A lone pelican works our cove, swooping with his huge beak pointed downward, keen eyes following fingerlings below the surface of the water.
He spots a fat one and forming a dagger with his body, he plunges, then bobs to the surface, tilts his enormous beak upward and lets his holiday hors d’oeurvre slip down his throat.
Then, extending his neck, he spreads his wings wide, flaps once, twice, and rises again into the hazy sunshine. Magnificent. Serene. Emblematic of the beauty of nature and the cycle of life.
Across the alley, my neighbor’s boys jump on their trampoline, rising above the fence line in counterpoint, their longish hair rising too, outward, and their arms for balance. Their young voices call out into the crisp air.
Leaves on the gingko tree in their yard fan out yellow now. And behind it, what is that tree? Scarlet! Dazzling.
My cat hops onto my lap as I write, turns and curls into her coziest configuration, pushing her nose and lips against my hand as she goes. Her predecessor lived to 21 years so I’m hoping she will accompany me into my old age. We are of like minds, after all.
I hear our boomerang son in his room below me, cajoling his online international team members in World of Warcraft. He’ll be with us another year or so as he reestablishes himself on solid ground this time. He’s smart and strong and good. Just like we hoped and planned for, if a little tardy.
Mr. Plath and I have been married almost 25 years now and we have that easy comfort of a pair of old shoes.
2015, our Silver Anniversary year is shaping up to be a memorable one: He’s retiring come February and already dancing the happy dance of a short-timer. A party is definitely in the offing.
We’re planning a nostalgic repeat of our honeymoon trip to Niagara Falls coupled this time with a visit to the Baseball Hall of Fame in Cooperstown. While we’re in the neighborhood, we might head over to Fenway Park to see Pablo Sandoval play.
There’s even talk of a third pilgrimage to Alaska this year to catch some halibut for the freezer – you really only need one! Maybe we’ll go to Kodiak Island this time. See glaciers and bald eagles. And a moose. Or a grizzly. Through the binoculars!
That book I vowed to complete in 2014 is close to its checkered flag. One last push and I’ll move it to the next phase, still muddling along, learning as I go.
On Facebook, past students send out their Thanksgiving wishes. Some are married with babies and toddlers and I feel like a virtual grand-mamma. The least taxing role of all, but still heartwarming. Maybe before too long the Boomerang Kid will produce some progeny and we will be real-time actual grandparents!
Oklahoma friends and family send smiling pictures and “wish you were here!” Out of focus or too far from the lens – it’s OK. The message still hits the mark.
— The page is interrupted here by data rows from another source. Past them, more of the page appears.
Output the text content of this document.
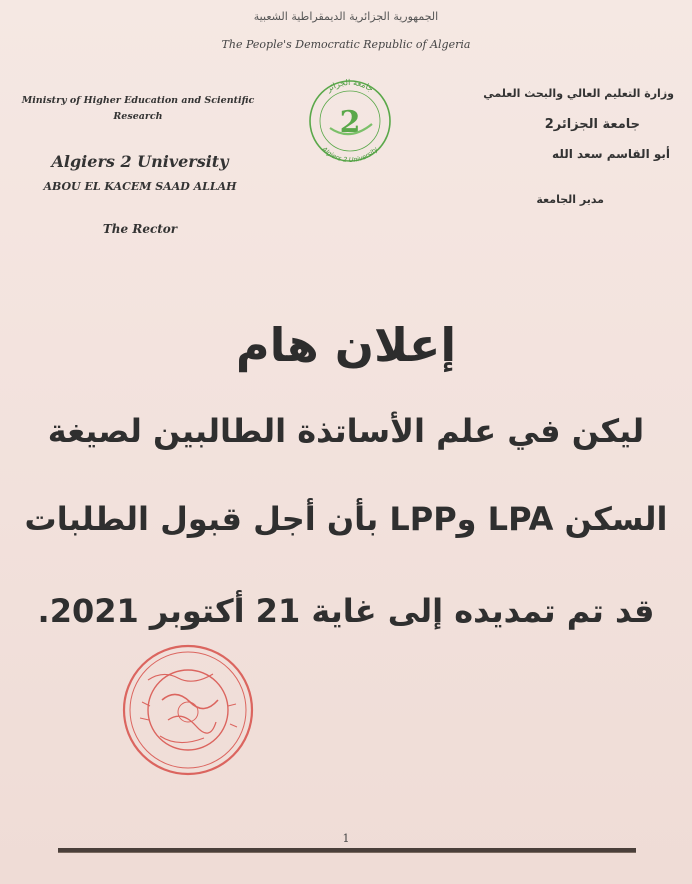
الجمهورية الجزائرية الديمقراطية الشعبية
The People's Democratic Republic of Algeria
Ministry of Higher Education and Scientific Research
Algiers 2 University
ABOU EL KACEM SAAD ALLAH
The Rector
وزارة التعليم العالي والبحث العلمي
جامعة الجزائر2
أبو القاسم سعد الله
مدير الجامعة
جامعة الجزائر
Algiers 2 University
2
إعلان هام
ليكن في علم الأساتذة الطالبين لصيغة
السكن LPA وLPP بأن أجل قبول الطلبات
قد تم تمديده إلى غاية 21 أكتوبر 2021.
1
I have it easy for Thanksgiving dinner again this year. The Plath family gathers in Sacramento. Siblings, spouses and the next generation, and the next, arrive bearing side dishes. Cheesy broccoli and rice casserole. Candied yams. My sister-in-law is the only person I’ve ever met who doesn’t want leftovers. She always sends lots of turkey home with us. Yum!
My beloved 94-year-old father-in-law will make the trek and hold court at the dinner table. Seeing him gaze into the eyes of his great-granddaughter is mystical and life-affirming.
Oh! A pair of swans glides across the cove now! And Pachelbel on the radio! My mother would love this! She raised me on classical music and Audubon. Thanks Mom.
So there it is – my thanks-giving.
I could go on, but you get the gist. Life is so good. Bittersweet and sweet. Better than I ever imagined it could be.
Happy Thanksgiving to you and yours.